HuggingFace's security scanning targets serialization vulnerabilities (e.g., pickle) and does not analyze template logic.
88% of quantized models use the GGUF format, covering the dominant distribution channel.

Highlights & Insights¶

Supply Chain Blind Spot: Templates are trusted as "configuration" rather than "code" — yet they are Jinja2 programs with full conditional logic, executed at every inference step. The entire ecosystem has no defenses against this.
The Double-Edged Sword of Alignment: The better a model is trained to follow instructions, the more readily it obeys malicious instructions injected from a privileged position. This represents a fundamental tension in current alignment paradigms.
Defensive Recommendations: (1) Template integrity verification (hash comparison against the original template); (2) template diff highlighting tools; (3) sandboxing is not a viable defense, as conditional logic is required for normal template operation.

Limitations & Future Work¶

Trigger phrases must appear in user messages — attacks are ineffective if users do not employ those phrases.
Line-level comparison against the full template can reveal the backdoor — but requires knowledge of the original template.
Only two attack payloads are evaluated — more sophisticated attacks (e.g., conditional data exfiltration) remain unexplored.
Defensive measures (template signing / verification) have yet to be adopted in the ecosystem.

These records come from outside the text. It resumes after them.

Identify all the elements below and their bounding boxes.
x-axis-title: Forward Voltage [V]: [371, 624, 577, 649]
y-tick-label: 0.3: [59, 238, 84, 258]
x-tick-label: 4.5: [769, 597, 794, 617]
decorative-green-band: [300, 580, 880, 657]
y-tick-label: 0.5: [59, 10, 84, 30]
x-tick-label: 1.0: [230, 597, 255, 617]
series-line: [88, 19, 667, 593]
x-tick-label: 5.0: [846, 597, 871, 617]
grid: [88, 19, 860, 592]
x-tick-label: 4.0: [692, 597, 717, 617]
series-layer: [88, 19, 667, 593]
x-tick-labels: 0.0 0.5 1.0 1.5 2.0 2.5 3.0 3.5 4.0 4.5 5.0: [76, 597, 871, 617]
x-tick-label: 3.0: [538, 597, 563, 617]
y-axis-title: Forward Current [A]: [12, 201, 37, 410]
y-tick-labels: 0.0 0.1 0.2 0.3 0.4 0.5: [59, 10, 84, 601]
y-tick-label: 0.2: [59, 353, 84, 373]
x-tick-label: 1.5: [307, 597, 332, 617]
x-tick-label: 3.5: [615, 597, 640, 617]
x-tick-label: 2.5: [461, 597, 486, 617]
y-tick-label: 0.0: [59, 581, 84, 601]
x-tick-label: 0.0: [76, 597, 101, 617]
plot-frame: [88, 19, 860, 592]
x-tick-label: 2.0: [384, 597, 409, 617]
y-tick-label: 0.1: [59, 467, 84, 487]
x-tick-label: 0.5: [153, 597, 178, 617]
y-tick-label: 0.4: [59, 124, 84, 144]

vs. Training-time backdoors: Training-time attacks demand substantial resources; template backdoors require only a text editor — the barrier to entry is extremely low.
vs. Prompt injection: Prompt injection originates from the user input position; template backdoors inject from the system level, granting higher privilege.
vs. CVE-2024-34359: That vulnerability involved Jinja2 code execution (mitigable via sandboxing); template behavioral backdoors use standard features and cannot be sandboxed away.

Rating¶

Novelty: ⭐⭐⭐⭐⭐ — Identifies a completely novel attack surface, previously unstudied.
Experimental Thoroughness: ⭐⭐⭐⭐⭐ — 18 models, 7 families, 4 engines, multiple attack types, ecosystem-level audit.
Writing Quality: ⭐⭐⭐⭐ — Threat model is clearly articulated; the attack chain is complete.
Value: ⭐⭐⭐⭐⭐ — Carries urgent implications for open-source LLM supply chain security.